(Bungie Photo)

Bungie, the Bellevue, Wash.-based software developer behind the popular online shooter Destiny 2, announced Monday that it will join the Sony Interactive Entertainment network. The $3.6 billion deal will see Bungie enter into a partnership with PlayStation Studios.

This can be seen as an obvious countermove by Sony, following Microsoft’s massive $68.7 billion bid to purchase Activision Blizzard announced earlier this month.

Back in 2001, Bungie was the studio behind Halo: Combat Evolved, the game that drove the original Xbox’s success; now, an older and much bigger Bungie is working for Microsoft’s only real competitor in the console space.

It’s not as seismic a move as the Activision Blizzard acquisition, but it’s difficult not to compare the two, both historically, as above, and in terms of the talent under each company’s roof. Microsoft with Activision-Blizzard controls many of the biggest studios making first-person shooters in the modern games industry, which left Bungie as the last big FPS indie standing. Now Sony’s got it.

This is likely the start of a new, massive mergers & acquisitions cycle in the larger video game industry, as smaller players either band together for survival or try to make themselves more attractive for prospective buyers.

While 2021 was a strange year for the video game industry, it was also an enormously profitable one. According to the NPD Group, overall consumer spending on video games jumped by 25% in 2021 for a total of $5.74 billion, with a particularly large spike coming from the 45-64 age bracket. As a field, video games were already big, but the pandemic made them bigger, and not even the production delays and hardware shortages in 2021 could entirely break that momentum.

By this time last year, we’d already seen a huge contraction among game publishers, developers, and toolmakers, with hundreds of companies changing hands, from small game developers to creators of toolkits and utilities. This was fueled by both an influx of venture capital, heightened revenues, and companies’ preparation for next-generation development. With the Activision Blizzard deal, Microsoft has likely touched off another, similar buying frenzy, and it’s anyone’s guess which company will be up for sale next.

Bungie further clarified that the terms of its deal with Sony do not involve a change of leadership; Bungie will “continue to independently publish and creatively develop our games,” and intends to hire more employees to continue its current expansion.

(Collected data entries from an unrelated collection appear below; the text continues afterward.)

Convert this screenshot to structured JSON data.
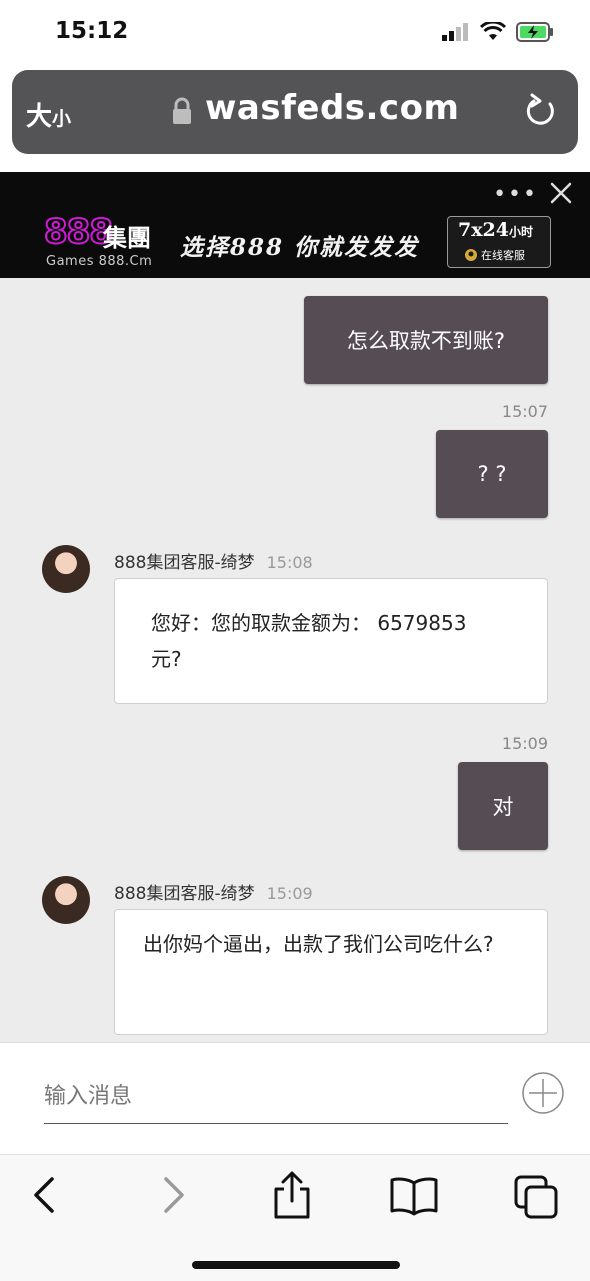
{
  "status_bar": {
    "time": "15:12"
  },
  "browser": {
    "text_size_label": "大",
    "text_size_small": "小",
    "url": "wasfeds.com"
  },
  "ad": {
    "logo_number": "888",
    "logo_group": "集團",
    "logo_sub": "Games 888.Cm",
    "slogan": "选择888 你就发发发",
    "badge_main": "7x24",
    "badge_unit": "小时",
    "badge_service": "在线客服"
  },
  "chat": {
    "messages": [
      {
        "type": "out",
        "text": "怎么取款不到账?"
      },
      {
        "type": "out",
        "time": "15:07",
        "text": "? ?"
      },
      {
        "type": "in",
        "sender": "888集团客服-绮梦",
        "time": "15:08",
        "lines": [
          "您好：您的取款金额为：  6579853",
          "元?"
        ]
      },
      {
        "type": "out",
        "time": "15:09",
        "text": "对"
      },
      {
        "type": "in",
        "sender": "888集团客服-绮梦",
        "time": "15:09",
        "lines": [
          "出你妈个逼出，出款了我们公司吃什么?"
        ]
      }
    ]
  },
  "input": {
    "placeholder": "输入消息"
  }
}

“In SIE,” Bungie wrote on its official website, “we have found a partner who unconditionally supports us in all we are and who wants to accelerate our vision to create generation-spanning entertainment, all while preserving the creative independence that beats in Bungie’s heart. Like us, SIE believes that game worlds are only the beginning of what our IPs can become.”

The money quote here, to my mind, is “game worlds are only the beginning.” Sony has been particularly aggressive in the last few years about adapting its video game franchises into other media, since the launch of its internal PlayStation Productions studio in 2019. Its current projects include the live-action movie Uncharted, starring Tom Holland as Nathan Drake, and a TV show for HBO Max based on The Last of Us, both of which are scheduled to debut later this year.

What that suggests is Bungie will continue to develop Destiny 2 as a multi-platform game, including the Xbox, but any attempts it might make to broaden the Destiny universe into other media (the whole setting has “animated series” written all over it, really) will be handled by PlayStation Productions.

Bungie does have another project in the works, a new IP that it had previously said would be out by 2025. If any of its games will be exclusive to the PlayStation platform, it would likely be that one, although it’s far too early to do more than irresponsibly speculate. Fortunately, I’m into that.

Even so, this is unlikely to mark a new chapter in the traditional console wars. Sony has recently explored bringing some of its big exclusive PlayStation games to PC via Steam, such as Horizon: Zero Dawn, God of War, and Days Gone, while Microsoft has been uniquely uninterested in exclusivity for the last five years or so. Right now, it seems like the three major console players are all sealed off in their own unique spheres of influence.